PURPOSE OF REVIEW: Inflammation has been shown to be central to the development and progression of atherosclerosis. Despite detailed understanding of its central role and the cellular dynamics, which contribute to atherosclerotic inflammation, there has been slow progress in finding suitable agents to treat it. The recent CANTOS trial showed that the interleukin-1β inhibitor canakinumab can improve outcomes after acute coronary syndromes. Being a monoclonal antibody, it is expensive and inconvenient to administer for long-term treatment. This review summarizes recent work in finding effective, affordable alternatives to canakinumab.

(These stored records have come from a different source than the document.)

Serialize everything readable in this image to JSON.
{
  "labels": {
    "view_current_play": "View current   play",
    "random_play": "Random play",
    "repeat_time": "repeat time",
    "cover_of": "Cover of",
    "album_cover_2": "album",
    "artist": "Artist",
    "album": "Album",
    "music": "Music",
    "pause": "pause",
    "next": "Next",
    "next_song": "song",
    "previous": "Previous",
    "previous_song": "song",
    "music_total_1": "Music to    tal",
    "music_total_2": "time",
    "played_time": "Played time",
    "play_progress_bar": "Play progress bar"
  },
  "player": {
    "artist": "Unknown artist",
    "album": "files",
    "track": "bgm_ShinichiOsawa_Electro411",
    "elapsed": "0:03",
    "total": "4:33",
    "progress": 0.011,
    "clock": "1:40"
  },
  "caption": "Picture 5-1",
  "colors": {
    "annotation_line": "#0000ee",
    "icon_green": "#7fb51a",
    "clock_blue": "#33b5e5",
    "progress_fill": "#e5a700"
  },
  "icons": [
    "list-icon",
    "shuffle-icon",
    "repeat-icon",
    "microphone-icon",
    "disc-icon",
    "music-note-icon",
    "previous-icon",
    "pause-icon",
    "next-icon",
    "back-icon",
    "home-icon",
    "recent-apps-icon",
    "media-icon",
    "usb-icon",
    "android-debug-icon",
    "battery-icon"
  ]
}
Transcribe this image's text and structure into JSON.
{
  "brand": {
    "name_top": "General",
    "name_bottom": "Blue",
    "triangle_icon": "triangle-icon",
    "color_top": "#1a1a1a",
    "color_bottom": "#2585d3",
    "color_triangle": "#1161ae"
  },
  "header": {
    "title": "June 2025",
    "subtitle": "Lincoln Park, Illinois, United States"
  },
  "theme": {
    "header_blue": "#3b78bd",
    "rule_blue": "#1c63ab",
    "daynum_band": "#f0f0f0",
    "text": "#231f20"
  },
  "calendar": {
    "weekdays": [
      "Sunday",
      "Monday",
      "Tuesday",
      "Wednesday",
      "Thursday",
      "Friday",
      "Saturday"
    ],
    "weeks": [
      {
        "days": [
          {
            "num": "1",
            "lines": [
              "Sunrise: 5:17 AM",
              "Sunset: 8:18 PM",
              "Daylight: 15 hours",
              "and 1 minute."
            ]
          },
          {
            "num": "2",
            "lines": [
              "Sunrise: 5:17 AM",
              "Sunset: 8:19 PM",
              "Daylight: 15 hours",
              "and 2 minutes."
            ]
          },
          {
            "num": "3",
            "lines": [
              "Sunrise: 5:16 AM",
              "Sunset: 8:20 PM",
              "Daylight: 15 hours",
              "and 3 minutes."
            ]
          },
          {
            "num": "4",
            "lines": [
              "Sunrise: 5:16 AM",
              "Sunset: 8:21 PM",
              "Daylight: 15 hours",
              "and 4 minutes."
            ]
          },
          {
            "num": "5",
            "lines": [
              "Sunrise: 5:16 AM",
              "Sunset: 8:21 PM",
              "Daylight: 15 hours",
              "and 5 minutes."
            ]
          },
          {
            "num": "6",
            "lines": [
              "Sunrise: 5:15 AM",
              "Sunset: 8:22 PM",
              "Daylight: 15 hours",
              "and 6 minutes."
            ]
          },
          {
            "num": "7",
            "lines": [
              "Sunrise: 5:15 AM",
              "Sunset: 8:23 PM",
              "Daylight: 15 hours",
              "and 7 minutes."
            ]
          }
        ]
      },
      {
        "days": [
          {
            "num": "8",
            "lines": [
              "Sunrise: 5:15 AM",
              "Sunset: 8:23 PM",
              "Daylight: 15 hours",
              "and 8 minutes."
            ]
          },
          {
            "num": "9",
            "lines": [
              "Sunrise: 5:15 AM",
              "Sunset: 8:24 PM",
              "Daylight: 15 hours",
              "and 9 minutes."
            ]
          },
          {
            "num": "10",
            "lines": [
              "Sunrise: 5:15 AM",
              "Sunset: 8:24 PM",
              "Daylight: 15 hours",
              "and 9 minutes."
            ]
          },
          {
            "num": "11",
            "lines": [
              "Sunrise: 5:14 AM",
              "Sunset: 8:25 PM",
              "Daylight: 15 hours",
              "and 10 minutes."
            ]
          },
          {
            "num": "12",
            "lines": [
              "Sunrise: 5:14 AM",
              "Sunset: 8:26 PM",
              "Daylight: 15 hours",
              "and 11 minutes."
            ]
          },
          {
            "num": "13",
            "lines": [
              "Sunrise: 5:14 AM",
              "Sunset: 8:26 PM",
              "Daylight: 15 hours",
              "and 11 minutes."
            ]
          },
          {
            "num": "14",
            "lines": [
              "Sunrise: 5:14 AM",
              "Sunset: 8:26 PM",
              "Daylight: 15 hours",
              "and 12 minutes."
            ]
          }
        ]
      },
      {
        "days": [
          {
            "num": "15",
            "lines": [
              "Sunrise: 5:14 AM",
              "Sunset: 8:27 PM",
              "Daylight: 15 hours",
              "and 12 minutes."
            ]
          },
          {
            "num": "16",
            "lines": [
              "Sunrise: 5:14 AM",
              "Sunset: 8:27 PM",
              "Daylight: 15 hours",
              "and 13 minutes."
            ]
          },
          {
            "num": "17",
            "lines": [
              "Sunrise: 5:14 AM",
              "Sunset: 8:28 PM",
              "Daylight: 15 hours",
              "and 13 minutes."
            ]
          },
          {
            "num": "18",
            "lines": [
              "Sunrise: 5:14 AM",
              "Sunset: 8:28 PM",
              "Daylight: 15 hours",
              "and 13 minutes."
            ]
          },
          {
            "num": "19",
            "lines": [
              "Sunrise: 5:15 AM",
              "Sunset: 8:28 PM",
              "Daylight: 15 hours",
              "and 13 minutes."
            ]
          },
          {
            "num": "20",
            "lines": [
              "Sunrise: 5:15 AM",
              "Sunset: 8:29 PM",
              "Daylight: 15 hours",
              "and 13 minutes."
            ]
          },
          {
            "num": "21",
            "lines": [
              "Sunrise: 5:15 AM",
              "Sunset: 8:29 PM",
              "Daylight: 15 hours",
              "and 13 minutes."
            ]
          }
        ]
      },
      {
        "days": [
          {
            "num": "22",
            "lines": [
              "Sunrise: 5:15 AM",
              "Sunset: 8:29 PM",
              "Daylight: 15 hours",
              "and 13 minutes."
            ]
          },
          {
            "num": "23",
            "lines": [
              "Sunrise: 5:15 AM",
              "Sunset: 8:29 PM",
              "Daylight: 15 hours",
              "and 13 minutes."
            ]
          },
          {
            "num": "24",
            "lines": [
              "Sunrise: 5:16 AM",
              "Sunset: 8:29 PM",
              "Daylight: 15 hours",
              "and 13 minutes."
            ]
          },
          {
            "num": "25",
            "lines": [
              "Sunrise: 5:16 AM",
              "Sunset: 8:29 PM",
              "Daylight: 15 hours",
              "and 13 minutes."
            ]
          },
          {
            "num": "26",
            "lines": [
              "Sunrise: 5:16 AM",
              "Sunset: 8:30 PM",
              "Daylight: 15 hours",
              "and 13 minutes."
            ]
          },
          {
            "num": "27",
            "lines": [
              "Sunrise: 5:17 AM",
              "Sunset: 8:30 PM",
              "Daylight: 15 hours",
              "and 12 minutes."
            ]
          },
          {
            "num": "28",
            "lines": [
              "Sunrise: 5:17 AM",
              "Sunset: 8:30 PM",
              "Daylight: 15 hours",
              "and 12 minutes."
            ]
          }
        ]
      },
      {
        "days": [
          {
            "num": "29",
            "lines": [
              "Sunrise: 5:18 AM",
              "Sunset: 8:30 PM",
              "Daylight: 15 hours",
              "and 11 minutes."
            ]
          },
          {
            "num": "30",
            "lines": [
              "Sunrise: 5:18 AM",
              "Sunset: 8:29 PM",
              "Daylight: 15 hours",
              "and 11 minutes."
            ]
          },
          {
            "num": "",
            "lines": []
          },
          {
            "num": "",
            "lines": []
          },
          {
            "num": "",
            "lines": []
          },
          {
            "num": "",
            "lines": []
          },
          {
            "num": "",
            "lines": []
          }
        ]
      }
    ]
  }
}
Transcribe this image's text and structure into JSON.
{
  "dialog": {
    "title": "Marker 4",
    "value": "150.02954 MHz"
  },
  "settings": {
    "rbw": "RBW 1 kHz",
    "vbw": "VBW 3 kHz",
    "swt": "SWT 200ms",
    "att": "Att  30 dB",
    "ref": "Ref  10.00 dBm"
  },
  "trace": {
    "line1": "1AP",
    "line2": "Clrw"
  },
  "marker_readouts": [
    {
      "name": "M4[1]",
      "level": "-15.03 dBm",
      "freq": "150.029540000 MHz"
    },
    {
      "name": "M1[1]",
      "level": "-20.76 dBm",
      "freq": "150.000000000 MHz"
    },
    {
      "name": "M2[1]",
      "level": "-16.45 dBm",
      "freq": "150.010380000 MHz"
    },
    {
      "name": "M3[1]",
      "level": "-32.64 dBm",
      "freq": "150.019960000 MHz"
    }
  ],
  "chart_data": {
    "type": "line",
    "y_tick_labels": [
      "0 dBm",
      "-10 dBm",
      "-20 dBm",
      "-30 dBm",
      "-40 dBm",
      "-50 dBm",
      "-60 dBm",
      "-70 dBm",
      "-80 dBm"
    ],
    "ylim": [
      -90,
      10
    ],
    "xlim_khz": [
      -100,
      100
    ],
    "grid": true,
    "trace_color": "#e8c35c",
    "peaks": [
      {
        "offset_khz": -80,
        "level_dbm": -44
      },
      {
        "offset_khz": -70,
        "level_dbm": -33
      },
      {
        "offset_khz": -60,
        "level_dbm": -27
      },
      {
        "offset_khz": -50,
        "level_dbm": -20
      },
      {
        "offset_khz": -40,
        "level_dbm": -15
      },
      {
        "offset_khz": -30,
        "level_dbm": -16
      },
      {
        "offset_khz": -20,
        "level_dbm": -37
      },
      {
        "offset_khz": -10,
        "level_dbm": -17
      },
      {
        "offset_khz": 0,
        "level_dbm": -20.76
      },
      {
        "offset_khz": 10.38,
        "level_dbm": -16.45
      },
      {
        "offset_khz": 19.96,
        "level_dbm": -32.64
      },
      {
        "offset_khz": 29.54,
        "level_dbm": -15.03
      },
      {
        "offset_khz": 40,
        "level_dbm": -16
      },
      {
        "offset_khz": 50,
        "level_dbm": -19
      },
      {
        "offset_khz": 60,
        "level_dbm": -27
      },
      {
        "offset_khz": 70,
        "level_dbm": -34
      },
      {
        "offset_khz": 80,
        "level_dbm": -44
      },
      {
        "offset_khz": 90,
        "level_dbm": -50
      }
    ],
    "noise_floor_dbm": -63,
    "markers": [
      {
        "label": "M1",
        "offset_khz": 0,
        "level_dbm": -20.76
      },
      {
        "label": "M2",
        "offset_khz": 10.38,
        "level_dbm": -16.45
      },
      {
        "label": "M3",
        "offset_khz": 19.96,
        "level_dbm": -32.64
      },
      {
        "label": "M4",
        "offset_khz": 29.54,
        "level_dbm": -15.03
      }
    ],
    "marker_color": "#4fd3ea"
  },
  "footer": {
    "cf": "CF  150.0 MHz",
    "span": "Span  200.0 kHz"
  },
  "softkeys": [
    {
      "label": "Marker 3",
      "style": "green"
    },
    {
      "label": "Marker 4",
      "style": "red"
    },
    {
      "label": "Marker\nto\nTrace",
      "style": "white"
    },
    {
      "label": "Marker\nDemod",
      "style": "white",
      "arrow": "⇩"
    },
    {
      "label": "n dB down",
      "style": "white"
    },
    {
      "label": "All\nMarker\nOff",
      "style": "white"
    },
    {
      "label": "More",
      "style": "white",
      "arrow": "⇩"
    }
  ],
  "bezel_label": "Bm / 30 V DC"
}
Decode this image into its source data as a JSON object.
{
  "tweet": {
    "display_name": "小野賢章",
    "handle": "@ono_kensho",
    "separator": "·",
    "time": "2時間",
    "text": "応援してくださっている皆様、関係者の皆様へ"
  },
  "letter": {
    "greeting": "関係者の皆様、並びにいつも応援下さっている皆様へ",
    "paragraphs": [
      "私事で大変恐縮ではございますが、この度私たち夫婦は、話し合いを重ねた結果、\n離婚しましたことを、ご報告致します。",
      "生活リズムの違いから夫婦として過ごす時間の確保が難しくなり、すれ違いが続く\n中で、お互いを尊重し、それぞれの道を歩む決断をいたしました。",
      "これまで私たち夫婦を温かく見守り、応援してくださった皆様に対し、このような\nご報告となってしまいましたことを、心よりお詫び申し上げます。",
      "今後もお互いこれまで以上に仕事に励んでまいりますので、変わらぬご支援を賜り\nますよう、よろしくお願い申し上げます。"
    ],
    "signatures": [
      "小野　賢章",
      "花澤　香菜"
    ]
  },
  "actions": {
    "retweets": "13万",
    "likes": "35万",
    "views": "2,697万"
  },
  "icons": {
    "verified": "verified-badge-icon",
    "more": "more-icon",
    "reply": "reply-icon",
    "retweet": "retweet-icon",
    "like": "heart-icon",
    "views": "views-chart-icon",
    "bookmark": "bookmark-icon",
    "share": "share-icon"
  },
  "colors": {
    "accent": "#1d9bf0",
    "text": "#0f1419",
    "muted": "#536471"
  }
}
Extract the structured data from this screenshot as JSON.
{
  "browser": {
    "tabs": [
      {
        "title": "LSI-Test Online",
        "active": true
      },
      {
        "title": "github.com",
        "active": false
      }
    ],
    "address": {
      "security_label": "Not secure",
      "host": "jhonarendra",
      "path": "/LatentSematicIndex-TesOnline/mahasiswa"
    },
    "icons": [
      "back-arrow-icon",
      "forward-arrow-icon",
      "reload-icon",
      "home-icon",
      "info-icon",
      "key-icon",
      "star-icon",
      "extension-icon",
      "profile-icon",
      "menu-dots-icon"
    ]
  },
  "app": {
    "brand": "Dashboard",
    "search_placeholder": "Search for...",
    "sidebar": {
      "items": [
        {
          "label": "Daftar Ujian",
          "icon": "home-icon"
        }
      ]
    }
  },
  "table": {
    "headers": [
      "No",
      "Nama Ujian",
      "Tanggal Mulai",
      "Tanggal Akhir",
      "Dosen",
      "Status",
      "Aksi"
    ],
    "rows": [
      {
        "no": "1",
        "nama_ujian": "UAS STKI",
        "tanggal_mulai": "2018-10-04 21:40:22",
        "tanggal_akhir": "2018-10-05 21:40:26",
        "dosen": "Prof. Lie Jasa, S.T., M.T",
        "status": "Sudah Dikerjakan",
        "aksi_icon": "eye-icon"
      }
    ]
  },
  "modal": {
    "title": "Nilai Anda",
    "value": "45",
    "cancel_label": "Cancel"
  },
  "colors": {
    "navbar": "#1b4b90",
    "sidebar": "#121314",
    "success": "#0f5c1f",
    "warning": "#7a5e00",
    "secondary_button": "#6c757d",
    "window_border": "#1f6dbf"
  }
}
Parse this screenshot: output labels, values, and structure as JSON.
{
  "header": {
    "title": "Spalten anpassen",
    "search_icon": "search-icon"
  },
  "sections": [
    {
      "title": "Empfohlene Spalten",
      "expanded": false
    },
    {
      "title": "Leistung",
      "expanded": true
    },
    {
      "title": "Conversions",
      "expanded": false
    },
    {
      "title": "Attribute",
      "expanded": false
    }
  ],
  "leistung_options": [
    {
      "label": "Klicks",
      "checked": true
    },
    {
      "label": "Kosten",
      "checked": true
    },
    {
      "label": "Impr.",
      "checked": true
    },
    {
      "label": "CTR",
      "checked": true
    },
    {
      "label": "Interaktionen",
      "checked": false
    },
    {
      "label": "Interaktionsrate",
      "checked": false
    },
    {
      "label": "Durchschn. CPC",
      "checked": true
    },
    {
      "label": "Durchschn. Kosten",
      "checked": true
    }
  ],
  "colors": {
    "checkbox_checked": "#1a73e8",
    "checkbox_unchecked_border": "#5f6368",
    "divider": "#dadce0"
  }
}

RECENT FINDINGS: Statin drugs have anti-inflammatory properties but separating their LDL lowering effect from their anti-inflammatory effect has been difficult. Drugs acting on targets outside of the interleukin-1β (IL-1β) pathway have been tested without finding a suitable candidate. Following the proof of principle provided by the success of canakinumab, other candidates targeting the IL-1β pathway are undergoing detailed evaluation. The most likely candidates are low-dose methotrexate and low-dose colchicine. The potential mechanisms and ongoing clinical trials are described.
SUMMARY: Targeting the IL-1β pathway has already been successful with canakinumab but its expense and inconvenience of administration may limit its widespread uptake for controlling inflammation in atherosclerosis. Low-dose methotrexate and low-dose colchicine are affordable and more accessible alternatives, currently undergoing detailed evaluation for safety and efficacy in large randomized controlled trials.